15 - Em período anterior à da edição da Lei nº 9.032/95, a aposentadoria especial e a
conversão do tempo trabalhado em atividades especiais eram concedidas em virtude da
categoria profissional, conforme a classificação inserta no Anexo do Decreto nº 53.831, de 25
de março de 1964, e nos Anexos I e II do Decreto nº 83.080, de 24 de janeiro de 1979,
ratificados pelo art. 292 do Decreto nº 611, de 21 de julho de 1992, o qual regulamentou,
inicialmente, a Lei de Benefícios, preconizando a desnecessidade de laudo técnico da efetiva
exposição aos agentes agressivos, exceto para ruído e calor.

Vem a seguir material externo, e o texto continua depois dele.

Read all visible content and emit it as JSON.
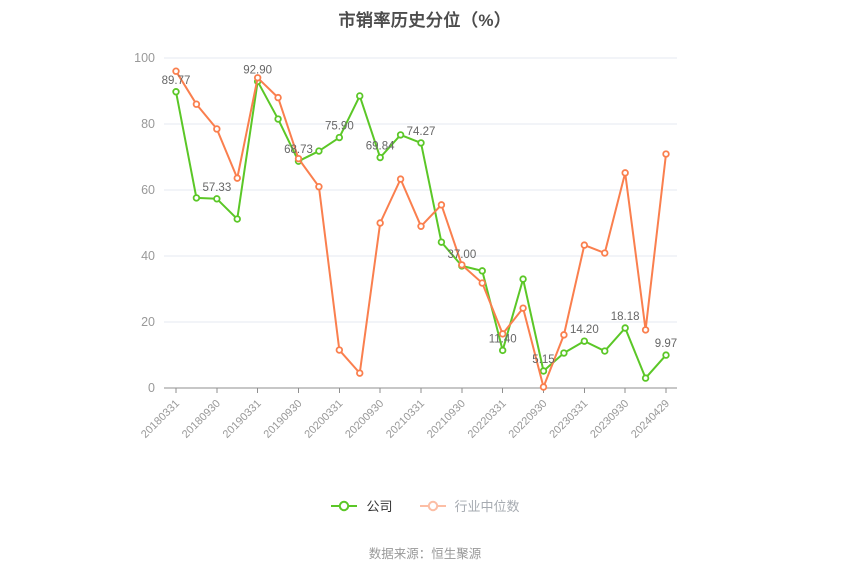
{
  "title": "市销率历史分位（%）",
  "footer": "数据来源：恒生聚源",
  "colors": {
    "company": "#5bc727",
    "industry": "#fa7f4e",
    "grid": "#e4e9f2",
    "axis": "#8f8f8f",
    "tick_label": "#999999",
    "point_label": "#666666",
    "title": "#4c4c4c"
  },
  "legend": {
    "items": [
      {
        "label": "公司",
        "color": "#5bc727",
        "muted": false
      },
      {
        "label": "行业中位数",
        "color": "#fa7f4e",
        "muted": true
      }
    ]
  },
  "chart_data": {
    "type": "line",
    "title": "市销率历史分位（%）",
    "n_points": 25,
    "tick_every": 2,
    "x_tick_labels": [
      "20180331",
      "20180930",
      "20190331",
      "20190930",
      "20200331",
      "20200930",
      "20210331",
      "20210930",
      "20220331",
      "20220930",
      "20230331",
      "20230930",
      "20240429"
    ],
    "ylim": [
      0,
      100
    ],
    "y_ticks": [
      0,
      20,
      40,
      60,
      80,
      100
    ],
    "grid": true,
    "legend_position": "bottom",
    "series": [
      {
        "name": "公司",
        "color": "#5bc727",
        "values": [
          89.77,
          57.6,
          57.33,
          51.2,
          92.9,
          81.5,
          68.73,
          71.8,
          75.9,
          88.5,
          69.84,
          76.7,
          74.27,
          44.2,
          37,
          35.5,
          11.4,
          33,
          5.15,
          10.6,
          14.2,
          11.2,
          18.18,
          3,
          9.97
        ],
        "point_labels": [
          "89.77",
          null,
          "57.33",
          null,
          "92.90",
          null,
          "68.73",
          null,
          "75.90",
          null,
          "69.84",
          null,
          "74.27",
          null,
          "37.00",
          null,
          "11.40",
          null,
          "5.15",
          null,
          "14.20",
          null,
          "18.18",
          null,
          "9.97"
        ]
      },
      {
        "name": "行业中位数",
        "color": "#fa7f4e",
        "values": [
          96,
          86,
          78.5,
          63.6,
          94,
          88,
          69.5,
          61,
          11.5,
          4.5,
          50,
          63.3,
          49,
          55.5,
          37.3,
          31.8,
          16.4,
          24.2,
          0.3,
          16.1,
          43.3,
          40.9,
          65.2,
          17.6,
          70.9
        ],
        "point_labels": []
      }
    ]
  }
}
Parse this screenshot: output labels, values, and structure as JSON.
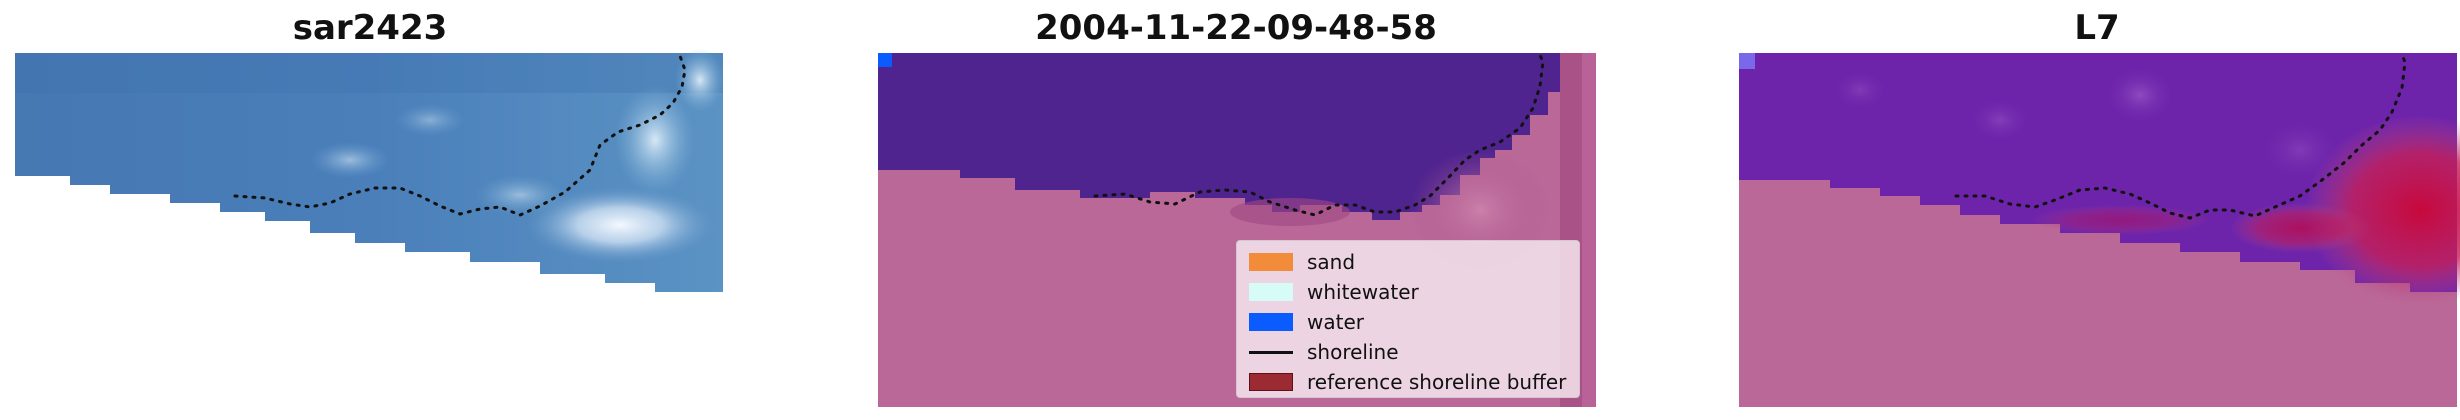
{
  "panels": [
    {
      "title": "sar2423"
    },
    {
      "title": "2004-11-22-09-48-58"
    },
    {
      "title": "L7"
    }
  ],
  "legend": {
    "items": [
      {
        "label": "sand",
        "kind": "patch",
        "color": "#f28b3a"
      },
      {
        "label": "whitewater",
        "kind": "patch",
        "color": "#d7fbf7"
      },
      {
        "label": "water",
        "kind": "patch",
        "color": "#0a5cff"
      },
      {
        "label": "shoreline",
        "kind": "line",
        "color": "#111111"
      },
      {
        "label": "reference shoreline buffer",
        "kind": "patch",
        "color": "#9b2a33"
      }
    ]
  },
  "colors": {
    "rgb_water_blue": "#4d80b8",
    "class_water_overlay": "#50248f",
    "class_land_overlay": "#ba6898",
    "prob_water": "#6e24aa",
    "prob_high": "#cc1046",
    "prob_land": "#ba6898"
  }
}
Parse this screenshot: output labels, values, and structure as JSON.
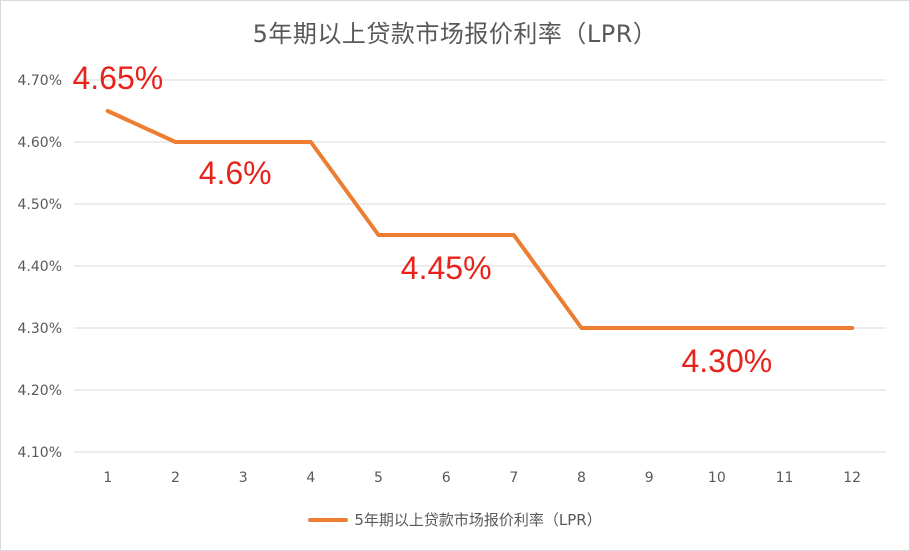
{
  "chart_data": {
    "type": "line",
    "title": "5年期以上贷款市场报价利率（LPR）",
    "x": [
      "1",
      "2",
      "3",
      "4",
      "5",
      "6",
      "7",
      "8",
      "9",
      "10",
      "11",
      "12"
    ],
    "series": [
      {
        "name": "5年期以上贷款市场报价利率（LPR）",
        "values": [
          4.65,
          4.6,
          4.6,
          4.6,
          4.45,
          4.45,
          4.45,
          4.3,
          4.3,
          4.3,
          4.3,
          4.3
        ],
        "color": "#ed7d31"
      }
    ],
    "ylim": [
      4.1,
      4.7
    ],
    "yticks": [
      "4.10%",
      "4.20%",
      "4.30%",
      "4.40%",
      "4.50%",
      "4.60%",
      "4.70%"
    ],
    "grid": true,
    "legend": "bottom",
    "annotations": [
      {
        "text": "4.65%",
        "x": "1",
        "y": 4.65
      },
      {
        "text": "4.6%",
        "x": "3",
        "y": 4.6
      },
      {
        "text": "4.45%",
        "x": "6",
        "y": 4.45
      },
      {
        "text": "4.30%",
        "x": "10",
        "y": 4.3
      }
    ],
    "colors": {
      "line": "#ed7d31",
      "annotation": "#e8231c",
      "grid": "#d9d9d9",
      "text": "#595959"
    }
  }
}
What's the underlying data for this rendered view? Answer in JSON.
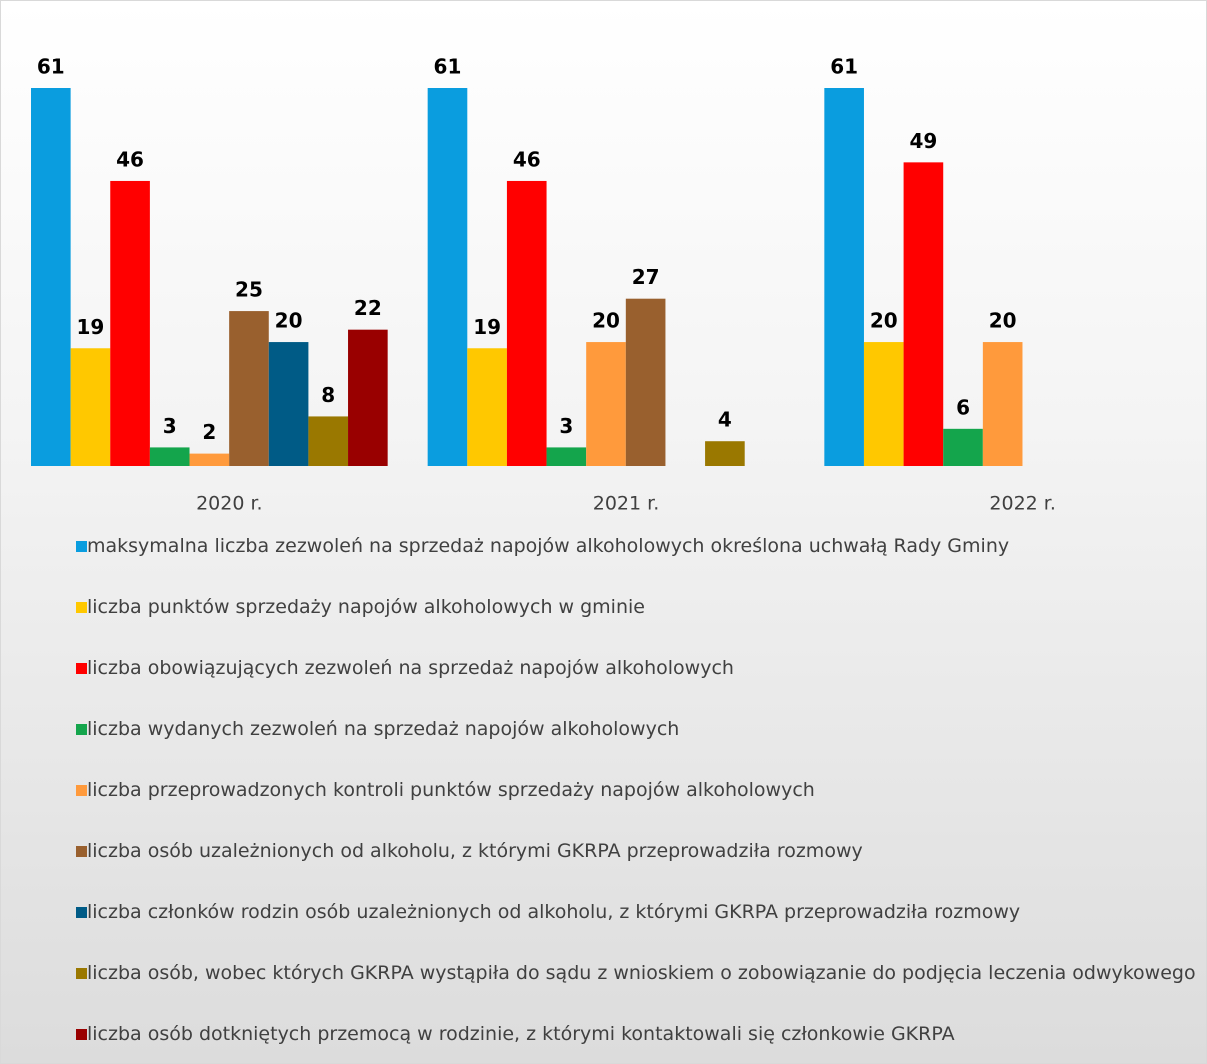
{
  "chart_data": {
    "type": "bar",
    "categories": [
      "2020 r.",
      "2021 r.",
      "2022 r."
    ],
    "series": [
      {
        "name": "maksymalna liczba zezwoleń na sprzedaż napojów alkoholowych określona uchwałą Rady Gminy",
        "color": "#0a9ddf",
        "values": [
          61,
          61,
          61
        ]
      },
      {
        "name": "liczba punktów sprzedaży napojów alkoholowych w gminie",
        "color": "#ffc800",
        "values": [
          19,
          19,
          20
        ]
      },
      {
        "name": "liczba obowiązujących zezwoleń na sprzedaż napojów alkoholowych",
        "color": "#ff0000",
        "values": [
          46,
          46,
          49
        ]
      },
      {
        "name": "liczba wydanych zezwoleń na sprzedaż napojów alkoholowych",
        "color": "#14a54c",
        "values": [
          3,
          3,
          6
        ]
      },
      {
        "name": "liczba przeprowadzonych kontroli punktów sprzedaży napojów alkoholowych",
        "color": "#ff9a3c",
        "values": [
          2,
          20,
          20
        ]
      },
      {
        "name": "liczba osób uzależnionych od alkoholu, z którymi GKRPA przeprowadziła rozmowy",
        "color": "#99602e",
        "values": [
          25,
          27,
          null
        ]
      },
      {
        "name": "liczba członków rodzin osób uzależnionych od alkoholu, z którymi GKRPA przeprowadziła rozmowy",
        "color": "#005b86",
        "values": [
          20,
          null,
          null
        ]
      },
      {
        "name": "liczba osób, wobec których GKRPA wystąpiła do sądu z wnioskiem o zobowiązanie do podjęcia leczenia odwykowego",
        "color": "#9a7800",
        "values": [
          8,
          4,
          null
        ]
      },
      {
        "name": "liczba osób dotkniętych przemocą w rodzinie, z którymi kontaktowali się członkowie GKRPA",
        "color": "#990000",
        "values": [
          22,
          null,
          null
        ]
      }
    ]
  }
}
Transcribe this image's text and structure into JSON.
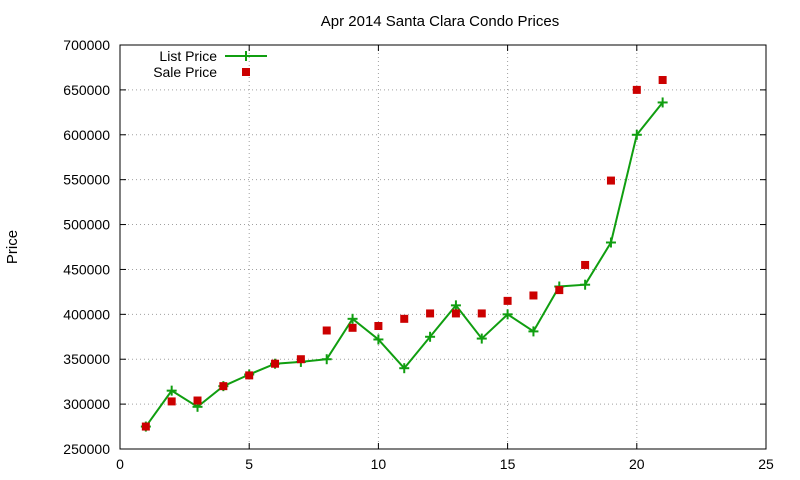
{
  "chart_data": {
    "type": "line",
    "title": "Apr 2014 Santa Clara Condo Prices",
    "xlabel": "",
    "ylabel": "Price",
    "xlim": [
      0,
      25
    ],
    "ylim": [
      250000,
      700000
    ],
    "xticks": [
      "0",
      "5",
      "10",
      "15",
      "20",
      "25"
    ],
    "yticks": [
      "250000",
      "300000",
      "350000",
      "400000",
      "450000",
      "500000",
      "550000",
      "600000",
      "650000",
      "700000"
    ],
    "grid": true,
    "legend_position": "top-left",
    "series": [
      {
        "name": "List Price",
        "kind": "line-points",
        "color": "#109e10",
        "x": [
          1,
          2,
          3,
          4,
          5,
          6,
          7,
          8,
          9,
          10,
          11,
          12,
          13,
          14,
          15,
          16,
          17,
          18,
          19,
          20,
          21
        ],
        "y": [
          275000,
          315000,
          297000,
          320000,
          333000,
          345000,
          347000,
          350000,
          395000,
          372000,
          340000,
          375000,
          410000,
          373000,
          400000,
          381000,
          431000,
          433000,
          480000,
          600000,
          636000
        ]
      },
      {
        "name": "Sale Price",
        "kind": "points",
        "color": "#cc0000",
        "x": [
          1,
          2,
          3,
          4,
          5,
          6,
          7,
          8,
          9,
          10,
          11,
          12,
          13,
          14,
          15,
          16,
          17,
          18,
          19,
          20,
          21
        ],
        "y": [
          275000,
          303000,
          304000,
          320000,
          332000,
          345000,
          350000,
          382000,
          385000,
          387000,
          395000,
          401000,
          401000,
          401000,
          415000,
          421000,
          427000,
          455000,
          549000,
          650000,
          661000
        ]
      }
    ]
  }
}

16 - A Lei nº 9.032, de 29 de abril de 1995, deu nova redação ao art. 57 da Lei de Benefícios,
alterando substancialmente o seu §4º, passando a exigir a demonstração da efetiva exposição
do segurado aos agentes nocivos, químicos, físicos e biológicos, de forma habitual e
permanente, sendo suficiente a apresentação de formulário-padrão fornecido pela empresa. A
partir de então, retirou-se do ordenamento jurídico a possibilidade do mero enquadramento da
atividade do segurado em categoria profissional considerada especial, mantendo, contudo, a
possibilidade de conversão do tempo de trabalho comum em especial. Precedentes do STJ.
17 - Em suma: (a) até 28/04/1995, é possível a qualificação da atividade laboral pela categoria
profissional ou pela comprovação da exposição a agente nocivo, por qualquer modalidade de
prova; (b) a partir de 29/04/1995, é defeso reconhecer o tempo especial em razão de ocupação
profissional, sendo necessário comprovar a exposição efetiva a agente nocivo, habitual e
permanentemente, por meio de formulário-padrão fornecido pela empresa; (c) a partir de
10/12/1997, a aferição da exposição aos agentes pressupõe a existência de laudo técnico de
condições ambientais, elaborado por profissional apto ou por perfil profissiográfico
previdenciário (PPP), preenchido com informações extraídas de laudo técnico e com indicação
dos profissionais responsáveis pelos registros ambientais ou pela monitoração biológica, que
constitui instrumento hábil para a avaliação das condições laborais.
18 - Especificamente quanto ao reconhecimento da exposição ao agente nocivo ruído, por
demandar avaliação técnica, nunca prescindiu do laudo de condições ambientais.
19 - Considera-se insalubre a exposição ao agente ruído acima de 80dB, até 05/03/1997; acima
de 90dB, no período de 06/03/1997 a 18/11/2003; e superior a 85 dB, a partir de 19/11/2003.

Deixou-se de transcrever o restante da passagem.